DRL Optimization Trajectory Generation via Wireless Network Intent-Guided Diffusion Models for Optimizing Resource Allocation

TL;DR

This paper introduces a novel intent-guided diffusion model for wireless network optimization that adapts in real-time, improves stability, and better handles diverse QoS needs compared to traditional DRL methods.

Contribution

It proposes a wireless network intent-guided diffusion model for real-time, customizable optimization, reducing reliance on extensive initial training and improving adaptability.

Findings

Achieves greater stability in spectral efficiency.

Outperforms traditional DRL models in dynamic environments.

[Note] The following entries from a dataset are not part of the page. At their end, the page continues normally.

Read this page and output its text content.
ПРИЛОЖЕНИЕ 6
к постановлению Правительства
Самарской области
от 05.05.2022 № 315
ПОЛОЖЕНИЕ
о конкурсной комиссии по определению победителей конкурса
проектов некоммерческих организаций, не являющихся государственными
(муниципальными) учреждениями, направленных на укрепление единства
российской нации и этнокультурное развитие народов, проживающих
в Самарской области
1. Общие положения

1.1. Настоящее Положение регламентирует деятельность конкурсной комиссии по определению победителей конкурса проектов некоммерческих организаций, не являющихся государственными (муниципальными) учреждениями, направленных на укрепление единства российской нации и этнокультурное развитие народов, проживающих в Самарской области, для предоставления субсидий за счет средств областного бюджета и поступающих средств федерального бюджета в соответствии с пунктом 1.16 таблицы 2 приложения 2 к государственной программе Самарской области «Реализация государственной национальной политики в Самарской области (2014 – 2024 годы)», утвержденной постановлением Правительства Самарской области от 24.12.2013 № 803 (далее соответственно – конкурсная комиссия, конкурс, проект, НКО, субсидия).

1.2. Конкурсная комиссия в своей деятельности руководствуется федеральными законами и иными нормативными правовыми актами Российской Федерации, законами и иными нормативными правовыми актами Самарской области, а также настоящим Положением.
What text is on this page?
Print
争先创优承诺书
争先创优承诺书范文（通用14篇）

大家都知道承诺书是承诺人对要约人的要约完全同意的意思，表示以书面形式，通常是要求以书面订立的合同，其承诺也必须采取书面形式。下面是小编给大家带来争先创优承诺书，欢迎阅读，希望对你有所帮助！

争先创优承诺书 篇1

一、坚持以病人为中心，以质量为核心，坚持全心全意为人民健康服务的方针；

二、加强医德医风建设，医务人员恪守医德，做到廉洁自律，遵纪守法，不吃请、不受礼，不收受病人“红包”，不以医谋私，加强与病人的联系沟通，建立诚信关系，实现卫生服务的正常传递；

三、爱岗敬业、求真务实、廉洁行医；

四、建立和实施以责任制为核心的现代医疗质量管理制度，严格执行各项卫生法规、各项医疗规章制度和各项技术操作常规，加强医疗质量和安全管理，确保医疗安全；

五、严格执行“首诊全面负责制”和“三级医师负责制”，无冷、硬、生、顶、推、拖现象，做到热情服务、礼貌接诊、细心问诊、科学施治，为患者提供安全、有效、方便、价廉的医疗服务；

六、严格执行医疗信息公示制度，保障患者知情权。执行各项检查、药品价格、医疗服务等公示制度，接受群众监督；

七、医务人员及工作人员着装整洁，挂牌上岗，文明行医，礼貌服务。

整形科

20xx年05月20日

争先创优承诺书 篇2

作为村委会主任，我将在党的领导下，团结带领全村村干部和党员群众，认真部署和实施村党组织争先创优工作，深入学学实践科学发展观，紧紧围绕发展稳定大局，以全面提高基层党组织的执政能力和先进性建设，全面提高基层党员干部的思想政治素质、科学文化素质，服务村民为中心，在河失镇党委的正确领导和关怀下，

Enhances customization for diverse QoS requirements.

Abstract

With the rapid advancements in wireless communication fields, including low-altitude economies, 6G, and Wi-Fi, the scale of wireless networks continues to expand, accompanied by increasing service quality demands. Traditional deep reinforcement learning (DRL)-based optimization models can improve network performance by solving non-convex optimization problems intelligently. However, they heavily rely on online deployment and often require extensive initial training. Online DRL optimization models typically make accurate decisions based on current channel state distributions. When these distributions change, their generalization capability diminishes, which hinders the responsiveness essential for real-time and high-reliability wireless communication networks. Furthermore, different users have varying quality of service (QoS) requirements across diverse scenarios, and conventional online DRL methods struggle to accommodate this variability. Consequently, exploring flexible and customized AI strategies is critical. We propose a wireless network intent (WNI)-guided trajectory generation model based on a generative diffusion model (GDM). This model can be generated and fine-tuned in real time to achieve the objective and meet the constraints of target intent networks, significantly reducing state information exposure during wireless communication. Moreover, The WNI-guided optimization trajectory generation can be customized to address differentiated QoS requirements, enhancing the overall quality of communication in future intelligent networks. Extensive simulation results demonstrate that our approach achieves greater stability in spectral efficiency variations and outperforms traditional DRL optimization models in dynamic communication systems.